Is the average annual income of central state-owned enterprises (SOEs) leaders too high? Are state-owned enterprises currently advancing at the same time private enterprises are retreating? Will government take actions to help state-owned enterprises at a certain point? During the two sessions, Shao Ning, the Deputy Director of SASAC (State-owned Assets Supervision and Administration Commission, the government supervisor of 128 central SOEs), answered these questions.
It has been 14 years since Chinese state-owned enterprises started real reform in 1998. During these years, state-owned enterprises witnessed rapid development, and even created a considerable degree of monopoly. Although China has issued relevant policies, allowing private enterprises to enter some areas facing powerful opponents, many private enterprises hesitate to make a move.

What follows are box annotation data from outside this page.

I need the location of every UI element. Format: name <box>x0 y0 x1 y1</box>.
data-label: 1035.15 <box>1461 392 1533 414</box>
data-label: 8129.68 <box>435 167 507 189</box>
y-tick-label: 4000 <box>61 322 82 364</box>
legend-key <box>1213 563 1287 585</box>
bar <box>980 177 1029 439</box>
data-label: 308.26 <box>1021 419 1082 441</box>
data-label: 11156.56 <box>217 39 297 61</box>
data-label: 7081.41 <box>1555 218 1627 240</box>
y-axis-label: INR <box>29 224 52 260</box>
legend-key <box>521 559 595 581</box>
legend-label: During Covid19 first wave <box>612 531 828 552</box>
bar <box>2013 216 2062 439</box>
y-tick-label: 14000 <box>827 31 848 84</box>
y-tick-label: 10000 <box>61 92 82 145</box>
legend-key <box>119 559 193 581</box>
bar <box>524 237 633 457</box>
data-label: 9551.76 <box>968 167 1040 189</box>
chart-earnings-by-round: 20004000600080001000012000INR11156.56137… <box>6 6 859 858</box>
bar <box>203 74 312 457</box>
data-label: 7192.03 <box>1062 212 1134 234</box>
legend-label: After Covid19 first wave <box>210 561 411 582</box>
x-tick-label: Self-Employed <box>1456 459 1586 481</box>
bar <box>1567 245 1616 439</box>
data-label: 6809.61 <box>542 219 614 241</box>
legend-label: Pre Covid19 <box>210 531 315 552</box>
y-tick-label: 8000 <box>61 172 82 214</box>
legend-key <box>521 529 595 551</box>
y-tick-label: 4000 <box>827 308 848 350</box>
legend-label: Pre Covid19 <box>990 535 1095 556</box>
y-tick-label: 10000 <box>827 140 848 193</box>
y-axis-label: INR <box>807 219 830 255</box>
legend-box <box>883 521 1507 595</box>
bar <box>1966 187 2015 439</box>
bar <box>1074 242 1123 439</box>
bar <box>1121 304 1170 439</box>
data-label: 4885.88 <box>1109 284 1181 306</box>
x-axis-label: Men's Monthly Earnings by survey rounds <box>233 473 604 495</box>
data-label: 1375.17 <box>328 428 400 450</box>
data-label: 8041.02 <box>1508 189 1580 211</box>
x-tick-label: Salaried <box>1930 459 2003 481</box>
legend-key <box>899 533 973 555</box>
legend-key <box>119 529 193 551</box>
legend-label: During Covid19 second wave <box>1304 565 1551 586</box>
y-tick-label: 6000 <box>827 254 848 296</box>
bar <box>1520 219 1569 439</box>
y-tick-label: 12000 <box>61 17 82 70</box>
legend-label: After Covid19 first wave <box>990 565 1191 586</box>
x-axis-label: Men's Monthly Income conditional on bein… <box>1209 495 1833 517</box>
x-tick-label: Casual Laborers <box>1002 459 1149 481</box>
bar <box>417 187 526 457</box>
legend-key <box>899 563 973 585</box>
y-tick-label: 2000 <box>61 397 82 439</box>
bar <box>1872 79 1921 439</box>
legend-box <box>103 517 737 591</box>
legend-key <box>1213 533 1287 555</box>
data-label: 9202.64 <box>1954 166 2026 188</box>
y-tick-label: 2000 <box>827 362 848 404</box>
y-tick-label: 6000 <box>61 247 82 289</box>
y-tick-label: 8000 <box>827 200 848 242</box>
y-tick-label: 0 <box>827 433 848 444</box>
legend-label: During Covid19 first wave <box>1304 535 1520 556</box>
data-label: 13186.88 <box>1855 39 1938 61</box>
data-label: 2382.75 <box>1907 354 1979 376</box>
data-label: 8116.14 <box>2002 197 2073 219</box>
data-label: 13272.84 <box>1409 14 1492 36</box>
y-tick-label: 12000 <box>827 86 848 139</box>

"There are rumors that the central SOEs bosses enjoy high wages, and their average annual income is over 100,000 yuan, which in fact, it is not that high", said Shao Ning.
Shao Ning also mentioned "there is a popular belief that state-owned enterprises advance as private enterprises retreat" and said this has no statistical data support.
He said that over the past few years, private enterprises are still growing faster than the state-owned enterprises, "Today, state-owned enterprises and private enterprises are actually having equal competition. For small and medium enterprises (SMEs), in the past few years, many state-owned enterprises have left the competition.
Shao Ning said that the financing of SMEs is a worldwide problem, not the problem of the ownership.